Amplitude measured directly or as an attenuation ratio, is the primary bond measurement and is used to provide:

• Quantitative estimations of cement compressive strength

• Bond index

· Qualitative interpretation of the cement to formation interface

CBL tools use gated systems to measure the specific parts of the acoustic waveform needed for the primary bond-amplitude measurement. Gates are time periods during which measurements are made, and they can be either: • Fixed

• Floating

Fixed gate systems are commonly used for amplitude measurements and floating gates for travel time measurements. Fixed gates are set, generally at the wellsite, to open, remain open, and to close at designated times. Opening time for the gate is a function of the casing size and the borehole fluid velocity. If the gate opening is too large, there may be interference between early and late arriving signals. Floating gates remain open, but recording is only triggered by an amplitude value greater than a designated threshold value. Tool response depends on the acoustic impedance of the cement, which in turn is a function of density and velocity. Based on empirical data, the log can be calibrated directly in terms of cement compressive strength.

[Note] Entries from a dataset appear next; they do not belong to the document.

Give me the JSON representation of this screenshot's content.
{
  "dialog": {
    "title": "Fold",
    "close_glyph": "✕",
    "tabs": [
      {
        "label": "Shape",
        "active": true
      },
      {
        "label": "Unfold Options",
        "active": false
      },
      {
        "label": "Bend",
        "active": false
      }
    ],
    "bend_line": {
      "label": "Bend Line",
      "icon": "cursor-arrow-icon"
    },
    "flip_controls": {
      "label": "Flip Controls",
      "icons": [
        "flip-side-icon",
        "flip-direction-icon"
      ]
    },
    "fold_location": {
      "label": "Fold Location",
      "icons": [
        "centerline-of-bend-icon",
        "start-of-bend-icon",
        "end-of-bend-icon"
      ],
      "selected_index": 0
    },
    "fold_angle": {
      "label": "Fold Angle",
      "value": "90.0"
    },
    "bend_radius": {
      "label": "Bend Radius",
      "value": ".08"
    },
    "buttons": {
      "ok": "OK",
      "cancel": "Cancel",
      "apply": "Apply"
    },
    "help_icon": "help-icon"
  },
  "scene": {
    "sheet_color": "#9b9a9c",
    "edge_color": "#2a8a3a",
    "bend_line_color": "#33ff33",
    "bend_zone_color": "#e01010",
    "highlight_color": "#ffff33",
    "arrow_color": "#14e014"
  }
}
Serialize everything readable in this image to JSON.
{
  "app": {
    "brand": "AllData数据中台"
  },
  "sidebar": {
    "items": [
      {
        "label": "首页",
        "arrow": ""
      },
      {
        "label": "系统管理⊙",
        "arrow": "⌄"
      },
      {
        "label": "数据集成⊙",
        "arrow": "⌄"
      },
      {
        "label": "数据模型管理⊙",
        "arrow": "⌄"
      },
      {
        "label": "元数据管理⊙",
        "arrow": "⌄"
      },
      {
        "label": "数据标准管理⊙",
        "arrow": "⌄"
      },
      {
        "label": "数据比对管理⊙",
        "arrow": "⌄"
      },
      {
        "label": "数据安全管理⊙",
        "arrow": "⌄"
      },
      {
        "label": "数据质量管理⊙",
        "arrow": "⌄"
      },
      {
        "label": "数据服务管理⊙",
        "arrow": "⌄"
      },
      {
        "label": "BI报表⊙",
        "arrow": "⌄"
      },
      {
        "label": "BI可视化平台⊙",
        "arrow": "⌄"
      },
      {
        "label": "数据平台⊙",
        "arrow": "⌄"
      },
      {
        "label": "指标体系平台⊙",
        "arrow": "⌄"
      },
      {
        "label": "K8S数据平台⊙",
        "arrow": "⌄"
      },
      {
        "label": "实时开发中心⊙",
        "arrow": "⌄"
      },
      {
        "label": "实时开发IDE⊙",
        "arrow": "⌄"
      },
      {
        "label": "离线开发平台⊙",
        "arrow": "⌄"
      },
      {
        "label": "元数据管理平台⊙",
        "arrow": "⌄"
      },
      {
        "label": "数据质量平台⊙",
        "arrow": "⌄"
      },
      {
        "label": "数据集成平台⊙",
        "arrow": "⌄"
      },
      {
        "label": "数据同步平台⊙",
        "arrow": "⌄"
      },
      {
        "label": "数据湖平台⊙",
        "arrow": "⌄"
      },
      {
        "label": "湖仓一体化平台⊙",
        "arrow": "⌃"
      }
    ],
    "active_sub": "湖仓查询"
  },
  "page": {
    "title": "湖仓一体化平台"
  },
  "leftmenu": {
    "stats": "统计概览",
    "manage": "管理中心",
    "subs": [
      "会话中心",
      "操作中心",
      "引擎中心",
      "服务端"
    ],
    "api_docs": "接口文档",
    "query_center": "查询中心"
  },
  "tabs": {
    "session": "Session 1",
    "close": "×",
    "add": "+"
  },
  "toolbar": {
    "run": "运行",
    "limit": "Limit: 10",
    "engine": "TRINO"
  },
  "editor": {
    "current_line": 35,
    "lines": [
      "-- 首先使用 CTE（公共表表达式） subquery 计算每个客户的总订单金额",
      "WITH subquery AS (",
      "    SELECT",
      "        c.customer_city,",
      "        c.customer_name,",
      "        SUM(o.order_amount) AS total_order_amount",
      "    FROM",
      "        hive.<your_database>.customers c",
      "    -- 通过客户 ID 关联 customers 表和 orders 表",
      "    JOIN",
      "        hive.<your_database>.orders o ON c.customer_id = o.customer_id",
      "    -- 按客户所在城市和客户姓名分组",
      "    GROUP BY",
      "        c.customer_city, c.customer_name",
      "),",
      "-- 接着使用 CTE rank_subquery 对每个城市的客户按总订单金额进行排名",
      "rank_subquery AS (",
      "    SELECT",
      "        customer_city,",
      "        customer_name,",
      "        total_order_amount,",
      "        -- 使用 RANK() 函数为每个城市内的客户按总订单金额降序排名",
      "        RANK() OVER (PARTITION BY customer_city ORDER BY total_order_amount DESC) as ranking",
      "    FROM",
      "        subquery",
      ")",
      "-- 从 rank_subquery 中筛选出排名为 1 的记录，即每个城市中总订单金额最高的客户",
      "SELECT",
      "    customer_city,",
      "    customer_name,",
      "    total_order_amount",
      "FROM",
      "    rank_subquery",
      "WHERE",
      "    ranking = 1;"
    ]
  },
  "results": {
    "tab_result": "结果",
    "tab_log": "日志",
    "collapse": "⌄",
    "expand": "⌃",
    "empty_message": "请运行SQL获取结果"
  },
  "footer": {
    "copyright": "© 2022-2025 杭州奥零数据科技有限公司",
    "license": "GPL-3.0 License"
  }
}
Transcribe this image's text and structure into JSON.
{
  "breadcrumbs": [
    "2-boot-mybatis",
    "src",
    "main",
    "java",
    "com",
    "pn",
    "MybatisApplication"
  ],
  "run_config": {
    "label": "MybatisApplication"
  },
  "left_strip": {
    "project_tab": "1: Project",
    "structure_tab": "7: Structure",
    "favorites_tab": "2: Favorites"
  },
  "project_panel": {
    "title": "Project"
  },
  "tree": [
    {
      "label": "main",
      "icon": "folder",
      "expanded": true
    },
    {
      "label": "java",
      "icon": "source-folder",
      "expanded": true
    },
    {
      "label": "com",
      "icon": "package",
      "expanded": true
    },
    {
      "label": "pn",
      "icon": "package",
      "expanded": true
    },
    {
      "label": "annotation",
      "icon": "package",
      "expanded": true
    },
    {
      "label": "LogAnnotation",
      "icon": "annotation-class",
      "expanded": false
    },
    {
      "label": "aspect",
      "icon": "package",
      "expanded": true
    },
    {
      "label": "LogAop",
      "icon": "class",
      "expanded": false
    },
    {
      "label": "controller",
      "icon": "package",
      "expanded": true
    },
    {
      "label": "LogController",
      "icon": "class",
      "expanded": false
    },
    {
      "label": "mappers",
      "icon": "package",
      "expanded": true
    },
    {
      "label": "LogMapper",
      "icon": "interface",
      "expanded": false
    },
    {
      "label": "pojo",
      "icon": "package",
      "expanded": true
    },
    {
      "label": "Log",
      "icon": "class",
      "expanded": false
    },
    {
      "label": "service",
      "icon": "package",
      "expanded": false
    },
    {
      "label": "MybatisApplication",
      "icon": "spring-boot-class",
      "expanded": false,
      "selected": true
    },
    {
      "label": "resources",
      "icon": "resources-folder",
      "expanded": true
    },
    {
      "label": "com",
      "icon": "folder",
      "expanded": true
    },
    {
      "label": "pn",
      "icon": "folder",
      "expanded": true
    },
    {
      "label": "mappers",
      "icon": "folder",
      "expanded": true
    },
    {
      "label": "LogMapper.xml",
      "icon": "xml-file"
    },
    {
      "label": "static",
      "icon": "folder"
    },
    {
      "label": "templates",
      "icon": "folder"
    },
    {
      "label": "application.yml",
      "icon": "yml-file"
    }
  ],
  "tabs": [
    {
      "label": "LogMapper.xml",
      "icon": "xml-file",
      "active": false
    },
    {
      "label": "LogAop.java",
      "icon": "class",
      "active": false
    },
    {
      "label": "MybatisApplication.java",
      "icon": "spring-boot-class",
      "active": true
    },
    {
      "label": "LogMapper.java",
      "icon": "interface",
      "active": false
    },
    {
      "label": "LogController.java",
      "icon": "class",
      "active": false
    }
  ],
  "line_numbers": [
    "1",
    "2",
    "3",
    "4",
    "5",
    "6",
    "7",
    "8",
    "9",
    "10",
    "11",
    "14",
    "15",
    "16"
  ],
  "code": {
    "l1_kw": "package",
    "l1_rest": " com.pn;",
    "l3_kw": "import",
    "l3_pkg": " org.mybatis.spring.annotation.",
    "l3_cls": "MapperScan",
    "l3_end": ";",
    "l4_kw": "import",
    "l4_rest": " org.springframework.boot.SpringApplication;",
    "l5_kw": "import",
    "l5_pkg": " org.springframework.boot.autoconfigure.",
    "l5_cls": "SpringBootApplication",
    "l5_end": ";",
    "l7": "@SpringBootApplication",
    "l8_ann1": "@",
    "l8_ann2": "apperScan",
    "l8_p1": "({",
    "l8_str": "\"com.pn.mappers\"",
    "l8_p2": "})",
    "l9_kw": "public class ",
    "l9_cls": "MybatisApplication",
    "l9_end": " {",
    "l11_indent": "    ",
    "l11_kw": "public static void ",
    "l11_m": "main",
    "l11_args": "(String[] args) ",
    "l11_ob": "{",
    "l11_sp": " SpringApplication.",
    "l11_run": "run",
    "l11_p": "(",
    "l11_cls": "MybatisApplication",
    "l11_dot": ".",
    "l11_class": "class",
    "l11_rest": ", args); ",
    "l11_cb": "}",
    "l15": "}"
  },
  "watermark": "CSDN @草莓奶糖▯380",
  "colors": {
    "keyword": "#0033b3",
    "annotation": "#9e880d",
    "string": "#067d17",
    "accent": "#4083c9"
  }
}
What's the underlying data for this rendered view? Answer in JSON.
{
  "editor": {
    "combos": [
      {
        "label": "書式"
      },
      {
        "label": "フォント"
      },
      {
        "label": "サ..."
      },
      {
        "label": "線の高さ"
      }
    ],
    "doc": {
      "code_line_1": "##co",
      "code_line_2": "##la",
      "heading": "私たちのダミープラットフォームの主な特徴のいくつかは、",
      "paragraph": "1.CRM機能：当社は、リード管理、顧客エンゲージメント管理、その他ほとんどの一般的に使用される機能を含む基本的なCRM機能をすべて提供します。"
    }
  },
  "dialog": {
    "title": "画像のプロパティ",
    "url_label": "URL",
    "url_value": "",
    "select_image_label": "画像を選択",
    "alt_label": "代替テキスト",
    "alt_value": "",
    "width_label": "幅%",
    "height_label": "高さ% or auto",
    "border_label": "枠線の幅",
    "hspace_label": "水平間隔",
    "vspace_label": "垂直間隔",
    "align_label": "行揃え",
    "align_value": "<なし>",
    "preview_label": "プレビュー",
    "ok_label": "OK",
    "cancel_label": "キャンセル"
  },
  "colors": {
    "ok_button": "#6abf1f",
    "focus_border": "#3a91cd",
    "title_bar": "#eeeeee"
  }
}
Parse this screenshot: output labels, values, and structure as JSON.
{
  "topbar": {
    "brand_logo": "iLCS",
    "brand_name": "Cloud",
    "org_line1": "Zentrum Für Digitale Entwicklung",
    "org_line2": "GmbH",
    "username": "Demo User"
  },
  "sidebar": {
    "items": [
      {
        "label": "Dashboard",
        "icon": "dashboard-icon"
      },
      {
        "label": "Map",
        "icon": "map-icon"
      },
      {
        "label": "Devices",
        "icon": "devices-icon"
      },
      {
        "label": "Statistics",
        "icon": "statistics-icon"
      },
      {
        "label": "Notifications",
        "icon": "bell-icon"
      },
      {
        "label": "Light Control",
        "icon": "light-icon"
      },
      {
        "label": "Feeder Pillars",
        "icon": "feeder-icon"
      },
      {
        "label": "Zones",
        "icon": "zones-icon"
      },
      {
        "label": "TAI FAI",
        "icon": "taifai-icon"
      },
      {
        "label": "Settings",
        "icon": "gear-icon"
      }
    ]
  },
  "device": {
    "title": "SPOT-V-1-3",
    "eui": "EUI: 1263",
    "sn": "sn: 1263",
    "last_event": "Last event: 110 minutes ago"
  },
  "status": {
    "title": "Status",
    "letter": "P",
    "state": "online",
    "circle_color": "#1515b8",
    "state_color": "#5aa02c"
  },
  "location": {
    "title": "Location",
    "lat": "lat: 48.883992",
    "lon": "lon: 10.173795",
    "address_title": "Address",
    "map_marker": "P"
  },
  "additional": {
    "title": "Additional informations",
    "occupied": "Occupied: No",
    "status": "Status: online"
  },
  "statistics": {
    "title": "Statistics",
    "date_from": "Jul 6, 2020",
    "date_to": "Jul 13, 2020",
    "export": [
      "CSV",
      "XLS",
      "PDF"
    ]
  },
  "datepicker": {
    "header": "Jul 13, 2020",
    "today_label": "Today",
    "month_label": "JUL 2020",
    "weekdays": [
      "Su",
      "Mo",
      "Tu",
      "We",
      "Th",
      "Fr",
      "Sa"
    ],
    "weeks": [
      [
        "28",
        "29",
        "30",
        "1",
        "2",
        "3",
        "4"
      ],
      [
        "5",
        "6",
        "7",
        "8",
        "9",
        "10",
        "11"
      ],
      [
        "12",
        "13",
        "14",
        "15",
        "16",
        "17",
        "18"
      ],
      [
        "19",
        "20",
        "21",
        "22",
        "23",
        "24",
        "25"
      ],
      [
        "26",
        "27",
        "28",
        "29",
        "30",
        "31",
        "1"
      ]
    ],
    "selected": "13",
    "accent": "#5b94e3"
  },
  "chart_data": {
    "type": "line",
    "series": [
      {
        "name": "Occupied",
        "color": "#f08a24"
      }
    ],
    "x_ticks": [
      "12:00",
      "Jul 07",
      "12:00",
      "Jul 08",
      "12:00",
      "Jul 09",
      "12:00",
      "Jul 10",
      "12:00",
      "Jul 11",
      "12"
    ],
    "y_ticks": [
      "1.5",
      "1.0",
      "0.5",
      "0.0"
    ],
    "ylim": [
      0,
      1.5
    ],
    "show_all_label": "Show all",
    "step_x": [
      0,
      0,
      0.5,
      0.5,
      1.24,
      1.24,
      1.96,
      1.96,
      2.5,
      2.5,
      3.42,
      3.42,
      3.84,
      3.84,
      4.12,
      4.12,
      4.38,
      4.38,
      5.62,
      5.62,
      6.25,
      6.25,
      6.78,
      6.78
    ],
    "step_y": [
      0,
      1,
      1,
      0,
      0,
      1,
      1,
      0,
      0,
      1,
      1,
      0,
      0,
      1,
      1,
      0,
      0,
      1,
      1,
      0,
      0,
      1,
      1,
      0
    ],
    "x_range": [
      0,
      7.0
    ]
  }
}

A typical cement log presentation includes:

• A correlation curve (gamma ray), travel time (psec)

· Amplitude (mV)

• Attenuation (dB/ft) curves

• A full waveform display (psec)

Presentation of the full acoustic waveform assists in resolving bond ambiguities arising from use on an amplitude measurement alone and provides qualitative information about the cement to formation bond. Waveform displays may be in:

• Variable density or intensity formats

• Oscilloscope waves

Data from these tools are presented as individual log curves or as azimuthal images of cement quality generated by interpolation between the individual azimuthal measurements. In addition, each tool design also provides a conventional 5-feet Variable Density Log waveform measurement to provide information about the cement to formation bond. Ultrasonic tools are superior to the acoustic CBLs, although they remain adversely affected by highly attenuating muds. They are often grouped as "cement evaluation tools." One of the earlier ultrasonic tools was called the Cement Evaluation Tool (CET). This tool comprises an array of eight ultrasonic transducers that allow a limited radial inspection of the first casing and its annulus.

The most recent tools have a single rotating transducer that incorporates both the source and receiver of ultrasonic energy. The tool must be centralized in the well. The data for circumferential inspection of the casing, as described above, and for the evaluation of cement bonding are obtained on the same logging pass. Acoustic energy is reflected at interfaces that correspond to changes in acoustic impedance (the product of acoustic velocity and density). The first reflection is at the casing itself. The second reflection may be at the outside of the casing. If cement is bonded to the casing, there will be a strong reflection. If there is unset cement or water behind the casing, there will be a weak reflection. The received waveform is the sum of the reflected waveform from the original burst and the exponentially decaying waveform from the resonant energy that is trapped between the inner and outer edges of the casing. By analysing the entire waveform, an acoustic-impedance map of the cement can be constructed. This map can indicate the presence of channels and their orientations.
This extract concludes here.